Er nahm als Kanonier bei der IV./AR 255 (255. Infanteriedivision) am Frankreichfeldzug teil, die nach dessen Beendigung zum Küstenschutz eingesetzt wurde. Als Unteroffizier (l. 3. 1941) begann für ihn der Ostfeldzug, den er neben anderen Verwendungen als Vorgeschobener Beobachter im Artillerieregiment 255 miterlebte.
Im März 1943 meldete er sich freiwillig zur Sturmartillerie und wurde Reserveoffiziersanwärter. Nach Abschluss des Fahnenjunkerlehrgangs und Kommandierung zur Sturmgeschützschule Burg erfolgte am 3.5.1944 als Leutnant d.

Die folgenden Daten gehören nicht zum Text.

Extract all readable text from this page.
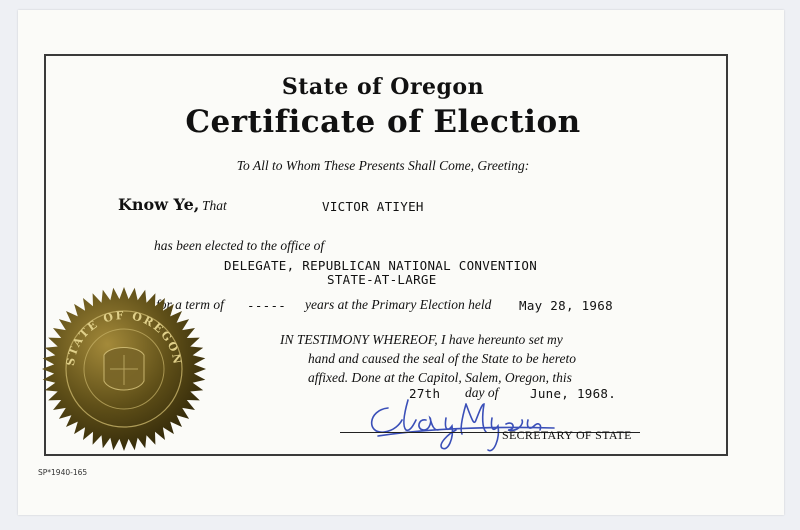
State of Oregon
Certificate of Election
To All to Whom These Presents Shall Come, Greeting:
Know Ye, That	VICTOR ATIYEH
has been elected to the office of
DELEGATE, REPUBLICAN NATIONAL CONVENTION
STATE-AT-LARGE
for a term of ----- years at the Primary Election held May 28, 1968
IN TESTIMONY WHEREOF, I have hereunto set my
hand and caused the seal of the State to be hereto
affixed. Done at the Capitol, Salem, Oregon, this
27th day of	June, 1968.
SECRETARY OF STATE
STATE OF OREGON
SP*1940-165
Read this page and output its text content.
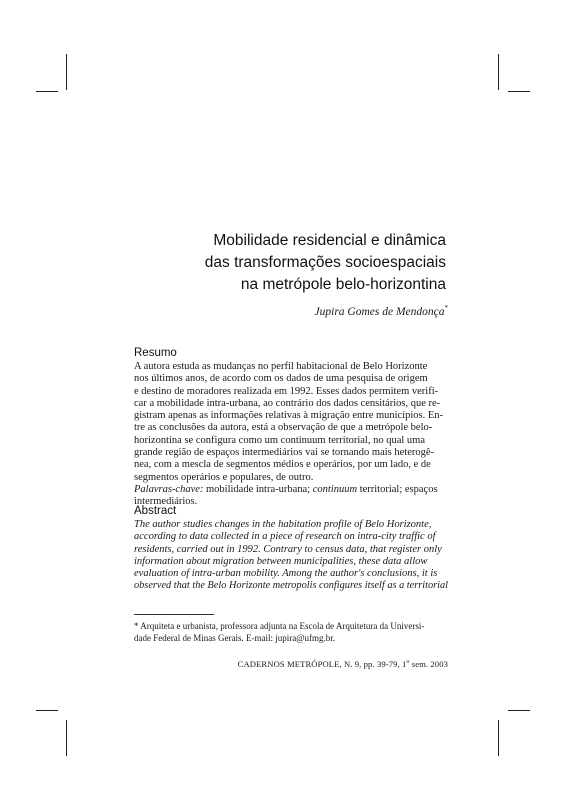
Mobilidade residencial e dinâmica
das transformações socioespaciais
na metrópole belo-horizontina
Jupira Gomes de Mendonça*
Resumo
A autora estuda as mudanças no perfil habitacional de Belo Horizonte
nos últimos anos, de acordo com os dados de uma pesquisa de origem
e destino de moradores realizada em 1992. Esses dados permitem verifi-
car a mobilidade intra-urbana, ao contrário dos dados censitários, que re-
gistram apenas as informações relativas à migração entre municípios. En-
tre as conclusões da autora, está a observação de que a metrópole belo-
horizontina se configura como um continuum territorial, no qual uma
grande região de espaços intermediários vai se tornando mais heterogê-
nea, com a mescla de segmentos médios e operários, por um lado, e de
segmentos operários e populares, de outro.
Palavras-chave: mobilidade intra-urbana; continuum territorial; espaços
intermediários.
Abstract
The author studies changes in the habitation profile of Belo Horizonte,
according to data collected in a piece of research on intra-city traffic of
residents, carried out in 1992. Contrary to census data, that register only
information about migration between municipalities, these data allow
evaluation of intra-urban mobility. Among the author's conclusions, it is
observed that the Belo Horizonte metropolis configures itself as a territorial
* Arquiteta e urbanista, professora adjunta na Escola de Arquitetura da Universi-
dade Federal de Minas Gerais. E-mail: jupira@ufmg.br.
CADERNOS METRÓPOLE, N. 9, pp. 39-79, 1$^o$ sem. 2003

R. seine Versetzung zur 3./Sturmgeschützbrigade 276, mit dieser war er in Ostpreußen im Einsatz.
Er führte damals die 3. Batterie der Brigade und zeichnete sich Anfang Februar 1945 bei den Kämpfen in Westpreußen aus, die Sturmgeschützbrigade 276 kämpfte hier im Rahmen der 251. Infanteriedivision und lag im Brennpunkt der russischen Angriffe.
Am 10. 2. 1945 wurde Regeniter bei Stenzlau verwundet und blieb bis August 1945 im Reservelazarett Kronach/Oberfranken, wo er dann aus amerikanischer Gefangenschaft entlassen wurde. Erst 1974 erfuhr er, daß ihm für die hervorragende Führung der Batterie und die eigenen 18 Panzerabschüsse am 5.4.1945 das Ritterkreuz verliehen worden war.
Nach dem Krieg war Alfred Regeniter als Doktor der Medizin tätig.